The resulting stalling in the building of new homes has contributed to house prices rising to near all-time highs and rents increasing from already record levels.
Highly paid young professionals say they are unable to consider property ownership and huge queues bidding outside rental properties have become a staple of television news.
The issue has helped fuel the rise of the left-wing nationalists Sinn Fein and has contributed to a collapse in support for the party of prime minister Micheal Martin.
"If we do not recognise the scale of the challenge and respond to it in time it has the potential to be profoundly destabilising for our country," Martin said at the launch.
Measures to help boost supply include a new tax on vacant sites, the purchase and resale of vacant properties by the state and an increase in the average number of social homes built by the state to 9,500 per year by 2030.
The government also plans to introduce a "land-value sharing" tax so that part of the rise in the value of development land following the re-zoning of land for housing is shared with the state. It did not say how large the tax would be.

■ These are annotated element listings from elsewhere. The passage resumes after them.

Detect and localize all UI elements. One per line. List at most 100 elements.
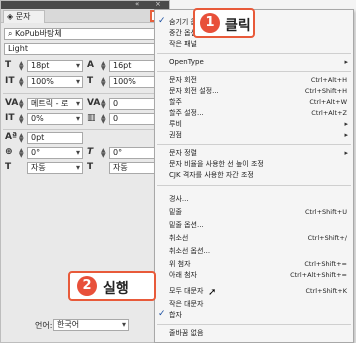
menu-item-label: 취소선 옵션... [169,247,211,255]
tsume-field[interactable]: 0% [27,113,83,125]
menu-item-kenten[interactable]: 권점 ▸ [155,130,353,141]
menu-item-label: 문자 회전 [169,76,197,84]
menu-item-line-height-ratio[interactable]: 문자 비율을 사용한 선 높이 조정 [155,159,353,170]
tracking-value: 0 [113,99,119,108]
menu-item-label: 루비 [169,120,182,128]
rotation-stepper[interactable]: ▲ ▼ [101,148,106,159]
tsume-stepper[interactable]: ▲ ▼ [19,114,24,125]
menu-item-ligatures[interactable]: 합자 [155,310,353,321]
panel-titlebar: « × [1,0,169,9]
menu-item-shortcut: Ctrl+Alt+Z [311,109,347,117]
skew-stepper[interactable]: ▲ ▼ [19,148,24,159]
kerning-value: 메트릭 - 로 [31,99,69,108]
menu-item-shortcut: Ctrl+Shift+/ [307,234,347,242]
horizontal-scale-stepper[interactable]: ▲ ▼ [101,77,106,88]
menu-item-shortcut: Ctrl+Shift+H [304,87,347,95]
menu-item-warichu-settings[interactable]: 할주 설정... Ctrl+Alt+Z [155,108,353,119]
menu-item-label: 취소선 [169,234,189,242]
menu-item-underline[interactable]: 밑줄 Ctrl+Shift+U [155,207,353,218]
tab-character[interactable]: ◈ 문자 [3,10,45,23]
font-family-select[interactable]: ⌕ KoPub바탕체 [4,28,166,40]
menu-item-shortcut: Ctrl+Shift+= [304,260,347,268]
step2-callout: 2 실행 [68,271,156,301]
language-select[interactable]: 한국어 [53,319,129,331]
panel-flyout-menu: ✓ 숨기기 옵션 중간 옵션 작은 패널 OpenType ▸ 문자 회전 Ctrl… [154,9,354,343]
menu-item-shatai[interactable]: 경사... [155,194,353,205]
menu-item-label: 할주 설정... [169,109,204,117]
baseline-shift-field[interactable]: 0pt [27,132,83,144]
kerning-field[interactable]: 메트릭 - 로 [27,98,83,110]
collapse-icon[interactable]: « [135,0,139,8]
aki-stepper[interactable]: ▲ ▼ [101,114,106,125]
step1-badge: 1 [200,13,220,33]
menu-item-superscript[interactable]: 위 첨자 Ctrl+Shift+= [155,259,353,270]
char-align-value-1: 자동 [31,163,46,172]
aki-value: 0 [113,114,119,123]
menu-item-ruby[interactable]: 루비 ▸ [155,119,353,130]
font-size-stepper[interactable]: ▲ ▼ [19,61,24,72]
leading-stepper[interactable]: ▲ ▼ [101,61,106,72]
menu-item-char-align[interactable]: 문자 정렬 ▸ [155,148,353,159]
language-label: 언어: [35,321,53,330]
search-icon: ⌕ [8,29,16,38]
menu-item-small-panel[interactable]: 작은 패널 [155,39,353,50]
divider [3,93,167,94]
menu-item-no-break[interactable]: 줄바꿈 없음 [155,328,353,339]
submenu-arrow-icon: ▸ [344,120,348,128]
menu-item-label: 문자 비율을 사용한 선 높이 조정 [169,160,264,168]
panel-tab-row: ◈ 문자 ≡ [1,9,169,23]
horizontal-scale-icon: T [87,76,94,86]
menu-item-label: 모두 대문자 [169,287,204,295]
horizontal-scale-value: 100% [113,77,136,86]
menu-item-subscript[interactable]: 아래 첨자 Ctrl+Alt+Shift+= [155,270,353,281]
menu-item-label: 작은 대문자 [169,300,204,308]
menu-item-all-caps[interactable]: 모두 대문자 Ctrl+Shift+K [155,286,353,297]
leading-icon: A [87,60,94,70]
menu-item-label: 밑줄 [169,208,182,216]
vertical-scale-stepper[interactable]: ▲ ▼ [19,77,24,88]
menu-item-shortcut: Ctrl+Alt+Shift+= [290,271,347,279]
font-size-field[interactable]: 18pt [27,60,83,72]
rotation-icon: ⊕ [5,147,13,157]
menu-item-label: 경사... [169,195,189,203]
menu-item-char-rotate-settings[interactable]: 문자 회전 설정... Ctrl+Shift+H [155,86,353,97]
close-icon[interactable]: × [155,0,161,8]
menu-item-label: OpenType [169,58,204,66]
menu-divider [157,144,351,145]
menu-item-label: 할주 [169,98,182,106]
menu-item-strikethrough[interactable]: 취소선 Ctrl+Shift+/ [155,233,353,244]
menu-item-cjk-grid-tracking[interactable]: CJK 격자를 사용한 자간 조정 [155,170,353,181]
menu-item-small-caps[interactable]: 작은 대문자 [155,299,353,310]
font-style-value: Light [8,44,28,53]
divider [3,129,167,130]
char-align-value-2: 자동 [113,163,128,172]
menu-item-shortcut: Ctrl+Shift+K [305,287,348,295]
submenu-arrow-icon: ▸ [344,58,348,66]
skew-field[interactable]: 0° [27,147,83,159]
vertical-scale-icon: IT [5,76,15,86]
menu-item-label: 아래 첨자 [169,271,197,279]
vertical-scale-field[interactable]: 100% [27,76,83,88]
menu-item-shortcut: Ctrl+Alt+W [309,98,347,106]
char-align-select-1[interactable]: 자동 [27,162,83,174]
rotation-value: 0° [113,148,123,157]
character-tab-icon: ◈ [7,12,16,21]
kerning-stepper[interactable]: ▲ ▼ [19,99,24,110]
tracking-stepper[interactable]: ▲ ▼ [101,99,106,110]
leading-value: 16pt [113,61,132,70]
menu-item-underline-options[interactable]: 밑줄 옵션... [155,220,353,231]
language-value: 한국어 [57,320,80,329]
menu-item-strikethrough-options[interactable]: 취소선 옵션... [155,246,353,257]
kerning-icon: VA [5,98,19,108]
font-style-select[interactable]: Light [4,43,166,55]
baseline-shift-stepper[interactable]: ▲ ▼ [19,133,24,144]
step2-label: 실행 [103,281,129,297]
step2-badge: 2 [77,276,97,296]
baseline-shift-value: 0pt [31,133,45,142]
menu-item-warichu[interactable]: 할주 Ctrl+Alt+W [155,97,353,108]
menu-item-char-rotate[interactable]: 문자 회전 Ctrl+Alt+H [155,75,353,86]
menu-item-label: 줄바꿈 없음 [169,329,204,337]
menu-item-shortcut: Ctrl+Shift+U [305,208,347,216]
font-size-value: 18pt [31,61,50,70]
menu-item-opentype[interactable]: OpenType ▸ [155,57,353,68]
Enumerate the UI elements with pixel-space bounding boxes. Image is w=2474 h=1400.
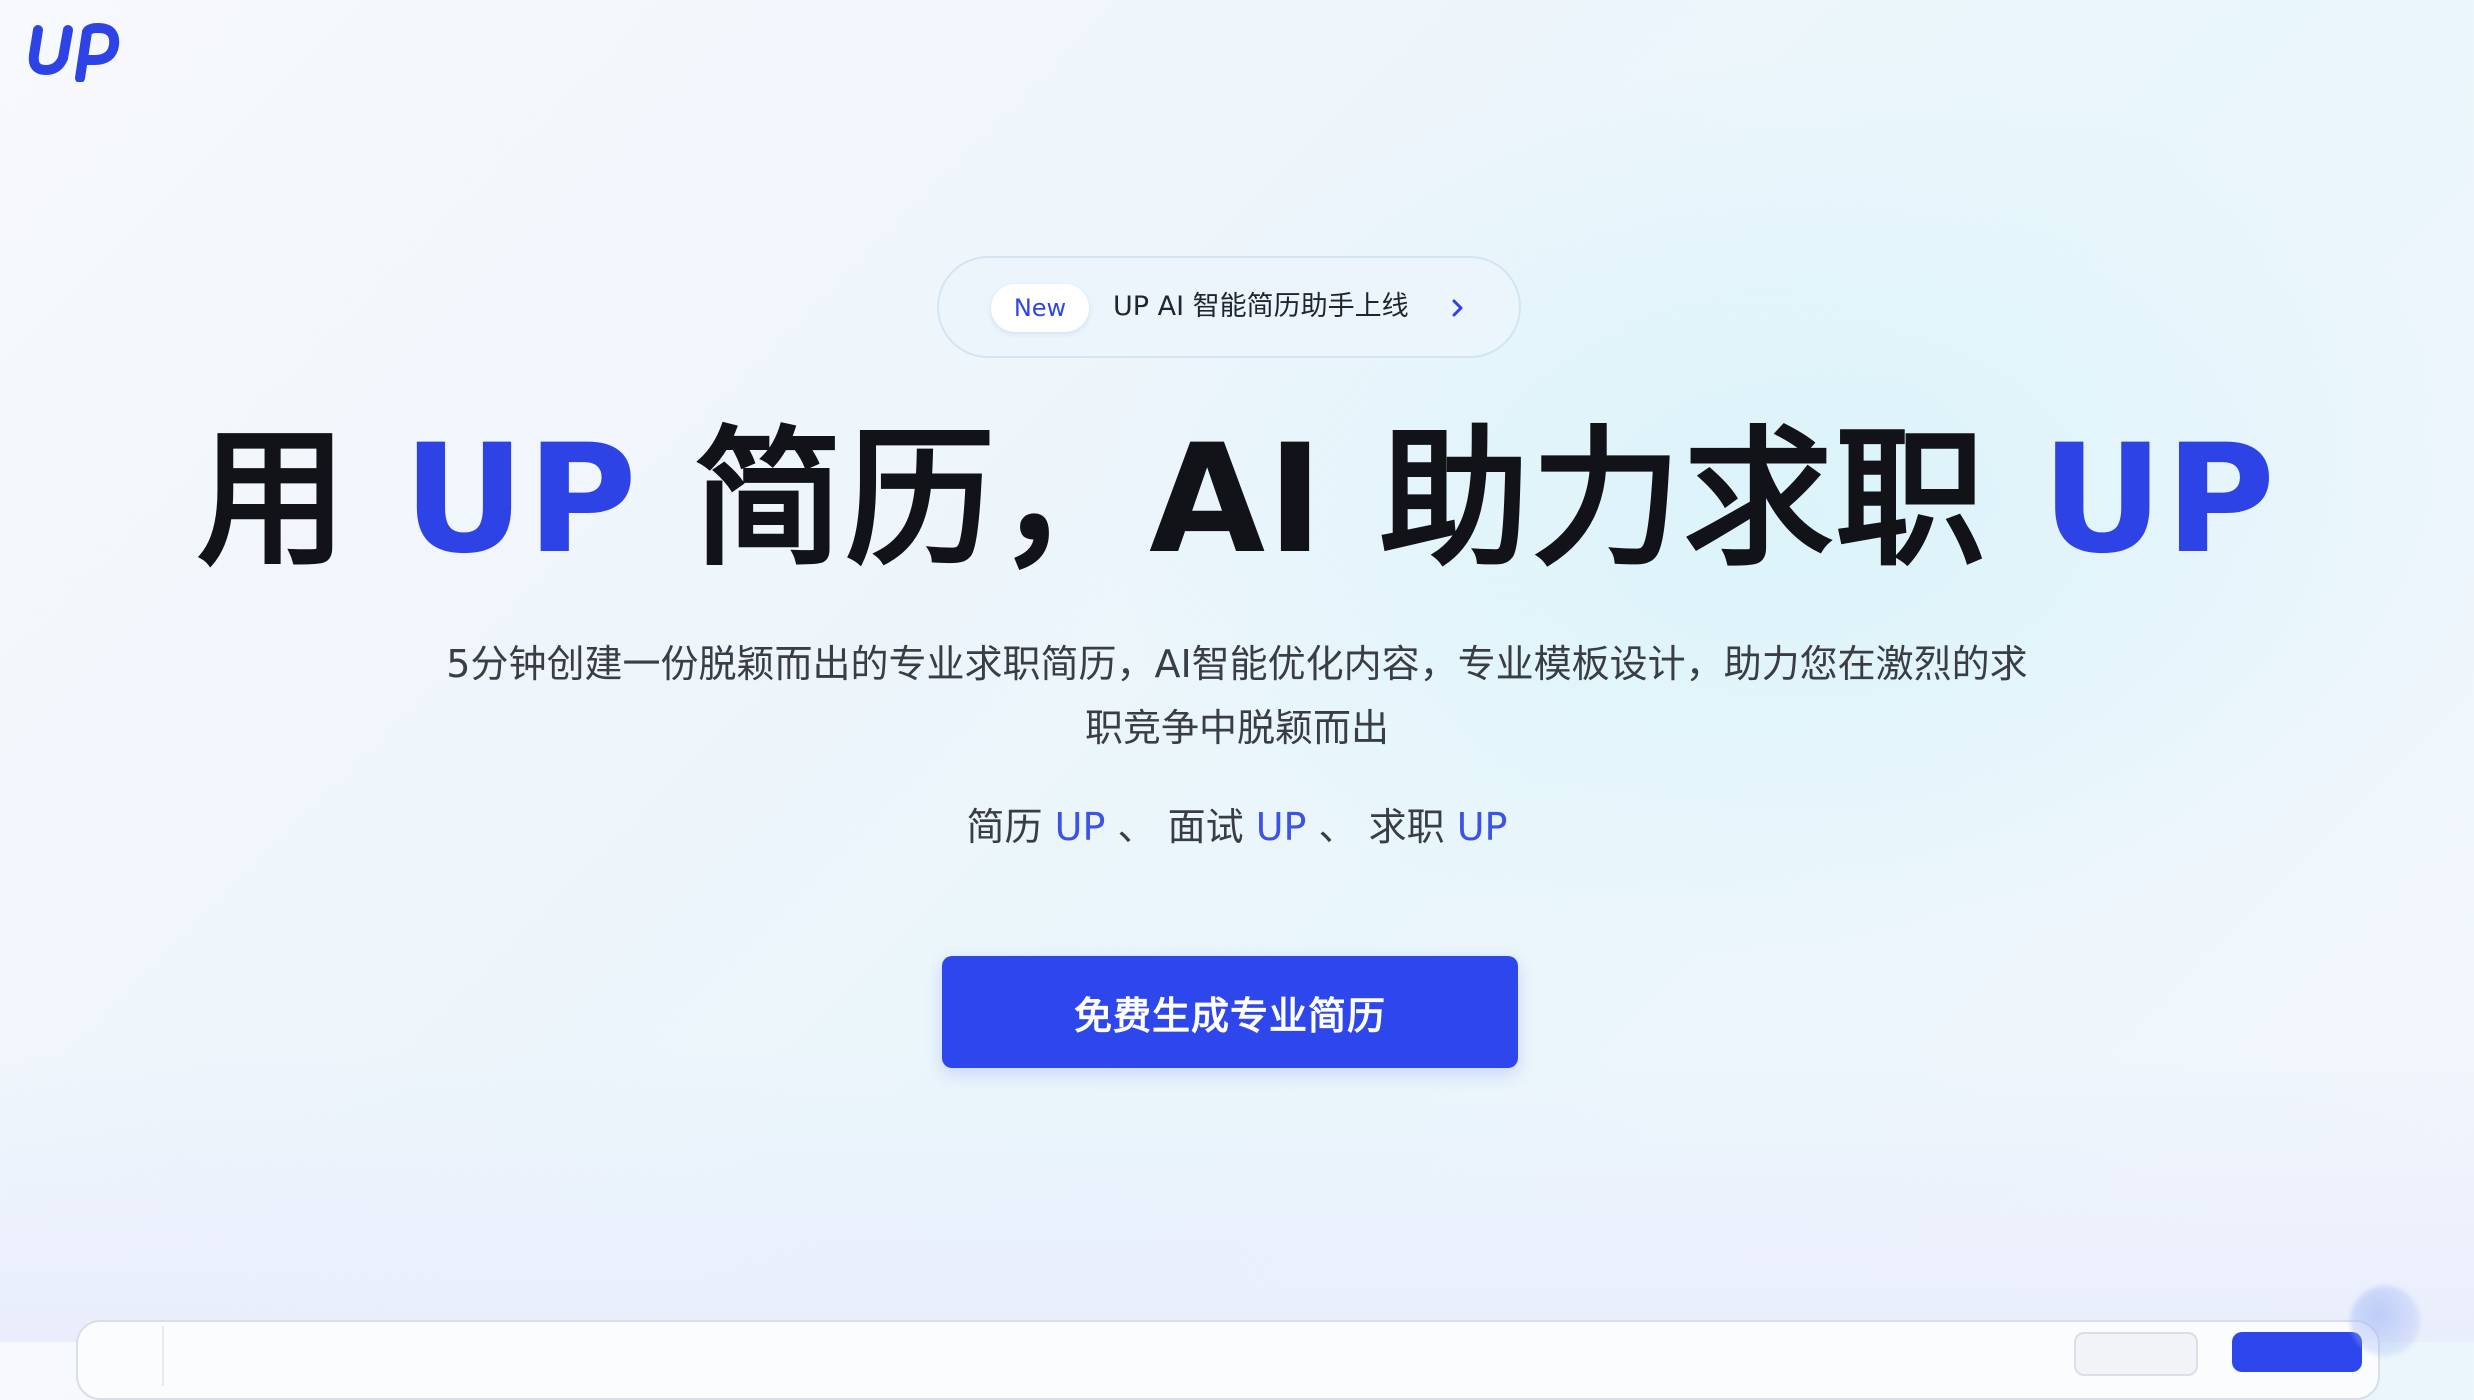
tagline-accent: UP (1054, 805, 1106, 849)
title-accent-2: UP (2041, 413, 2278, 587)
preview-secondary-button[interactable] (2074, 1332, 2198, 1376)
tagline-accent: UP (1255, 805, 1307, 849)
preview-divider (162, 1326, 164, 1386)
tagline-word: 求职 (1368, 805, 1445, 849)
background-fade (0, 1050, 2474, 1342)
announcement-pill[interactable]: New UP AI 智能简历助手上线 (937, 256, 1521, 358)
announcement-text: UP AI 智能简历助手上线 (1113, 291, 1409, 322)
resume-preview-card (76, 1320, 2380, 1400)
title-part-2: 简历，AI 助力求职 (638, 413, 2042, 587)
title-part-1: 用 (196, 413, 404, 587)
preview-primary-button[interactable] (2232, 1332, 2362, 1372)
tagline-word: 简历 (966, 805, 1043, 849)
hero-tagline: 简历 UP 、 面试 UP 、 求职 UP (0, 797, 2474, 857)
chevron-right-icon (1452, 299, 1463, 317)
tagline-separator: 、 (1117, 805, 1156, 849)
generate-resume-button[interactable]: 免费生成专业简历 (942, 956, 1518, 1068)
up-logo-icon (28, 23, 120, 82)
tagline-separator: 、 (1318, 805, 1357, 849)
hero-title: 用 UP 简历，AI 助力求职 UP (0, 405, 2474, 595)
tagline-accent: UP (1456, 805, 1508, 849)
tagline-word: 面试 (1167, 805, 1244, 849)
hero-subtitle: 5分钟创建一份脱颖而出的专业求职简历，AI智能优化内容，专业模板设计，助力您在激… (446, 642, 2028, 750)
new-badge: New (991, 284, 1089, 332)
floating-assistant-bubble[interactable] (2350, 1286, 2420, 1356)
title-accent-1: UP (403, 413, 639, 587)
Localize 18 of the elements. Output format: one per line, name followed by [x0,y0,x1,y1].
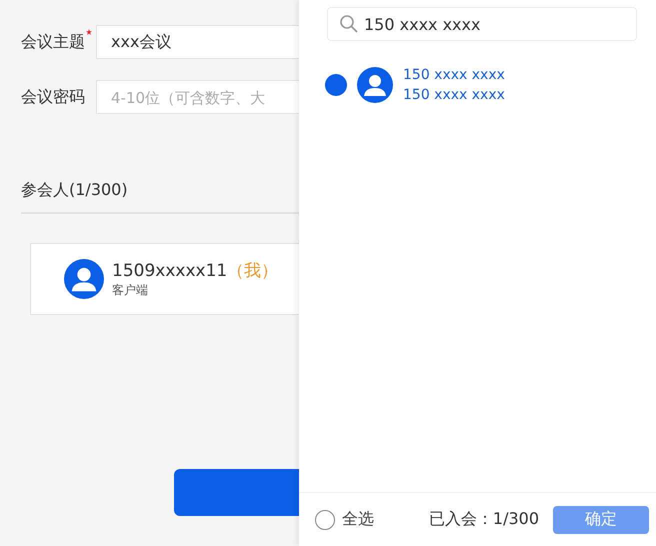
participant-name: 1509xxxxx11（我） [112,260,278,282]
radio-button[interactable] [325,74,347,96]
avatar-icon [64,259,104,299]
field-label: 会议主题 [21,31,85,53]
result-title: 150 xxxx xxxx [403,66,505,85]
result-item[interactable]: 150 xxxx xxxx 150 xxxx xxxx [325,65,656,105]
search-field[interactable]: 150 xxxx xxxx [327,7,637,41]
result-subtitle: 150 xxxx xxxx [403,86,505,105]
joined-count: 已入会：1/300 [428,509,539,530]
search-icon [339,14,359,34]
start-button[interactable] [174,469,299,516]
input-field[interactable]: 4-10位（可含数字、大 [96,80,299,114]
participant-client: 客户端 [112,282,149,299]
avatar-icon [357,67,393,103]
select-all-label[interactable]: 全选 [342,509,374,530]
field-label: 会议密码 [21,86,85,108]
input-field[interactable]: xxx会议 [96,25,299,59]
select-all-checkbox[interactable] [315,510,335,530]
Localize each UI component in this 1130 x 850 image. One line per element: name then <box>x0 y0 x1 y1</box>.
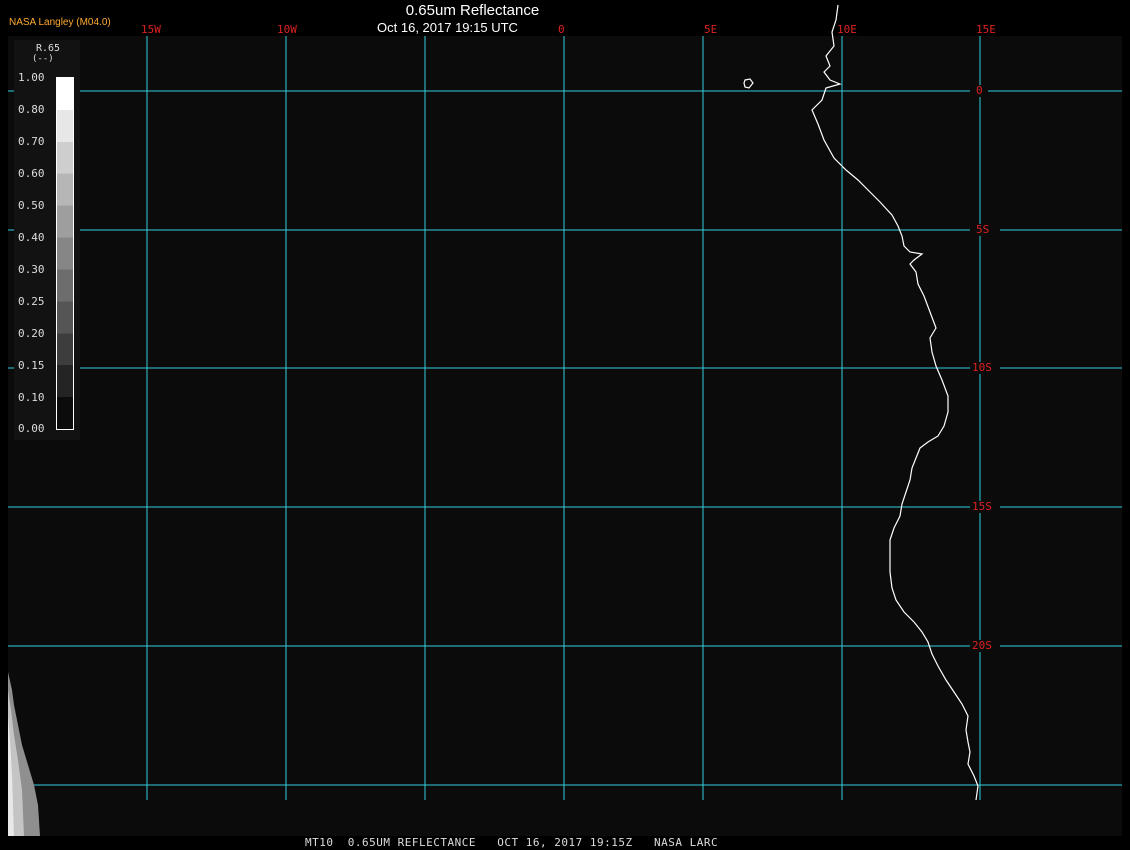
legend-tick: 0.50 <box>18 199 45 212</box>
lat-lon-grid <box>8 36 1122 800</box>
lat-label: 5S <box>976 223 989 236</box>
legend-unit: (--) <box>32 54 54 64</box>
legend-tick: 0.40 <box>18 231 45 244</box>
lat-labels: 0 5S 10S 15S 20S <box>970 84 1000 652</box>
legend-tick: 0.00 <box>18 422 45 435</box>
legend-color-bar <box>56 77 74 430</box>
lat-label: 10S <box>972 361 992 374</box>
legend-tick: 0.10 <box>18 391 45 404</box>
legend-tick: 0.20 <box>18 327 45 340</box>
island-outline <box>743 78 754 89</box>
legend-tick: 0.25 <box>18 295 45 308</box>
legend-tick: 0.30 <box>18 263 45 276</box>
legend-tick: 0.80 <box>18 103 45 116</box>
legend-tick: 0.70 <box>18 135 45 148</box>
image-title: 0.65um Reflectance <box>405 2 540 19</box>
africa-coastline <box>811 4 979 801</box>
coastline <box>743 4 979 801</box>
lat-label: 0 <box>976 84 983 97</box>
agency-label: NASA Langley (M04.0) <box>9 17 111 28</box>
lat-label: 20S <box>972 639 992 652</box>
color-legend: R.65 (--) 1.00 0.80 0.70 0.60 0.50 0.40 … <box>14 40 80 440</box>
legend-tick: 1.00 <box>18 71 45 84</box>
lat-label: 15S <box>972 500 992 513</box>
lon-label: 15E <box>976 23 996 36</box>
footer-caption: MT10 0.65UM REFLECTANCE OCT 16, 2017 19:… <box>305 836 719 849</box>
image-datetime: Oct 16, 2017 19:15 UTC <box>377 20 518 35</box>
legend-tick: 0.15 <box>18 359 45 372</box>
legend-variable: R.65 <box>36 43 61 54</box>
map-overlay: 15W 10W 0 5E 10E 15E 0 5S 10S 15S 20S <box>8 4 1122 836</box>
legend-tick: 0.60 <box>18 167 45 180</box>
bright-cloud-patch <box>8 672 40 836</box>
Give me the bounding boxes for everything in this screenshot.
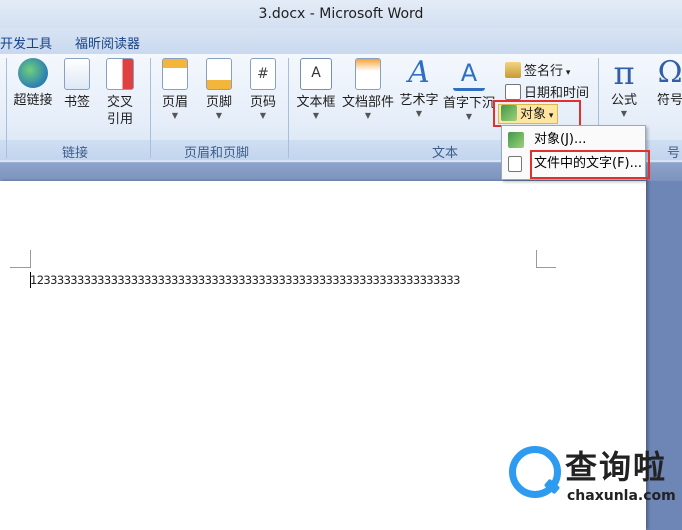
- window-title: 3.docx - Microsoft Word: [258, 6, 424, 22]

To address an affordability shortfall, the government will use a mixture of the direct provision of social homes and schemes for affordable and cost-rental housing.
The opposition Sinn Fein party said the plan was overly-reliant on private sector output, with party leader Mary Lou McDonald calling for a doubling of direct government spending on housing from what is proposed in the plan.
"It's a blueprint for more of the same... failed policies that created this crisis in the first place," she said.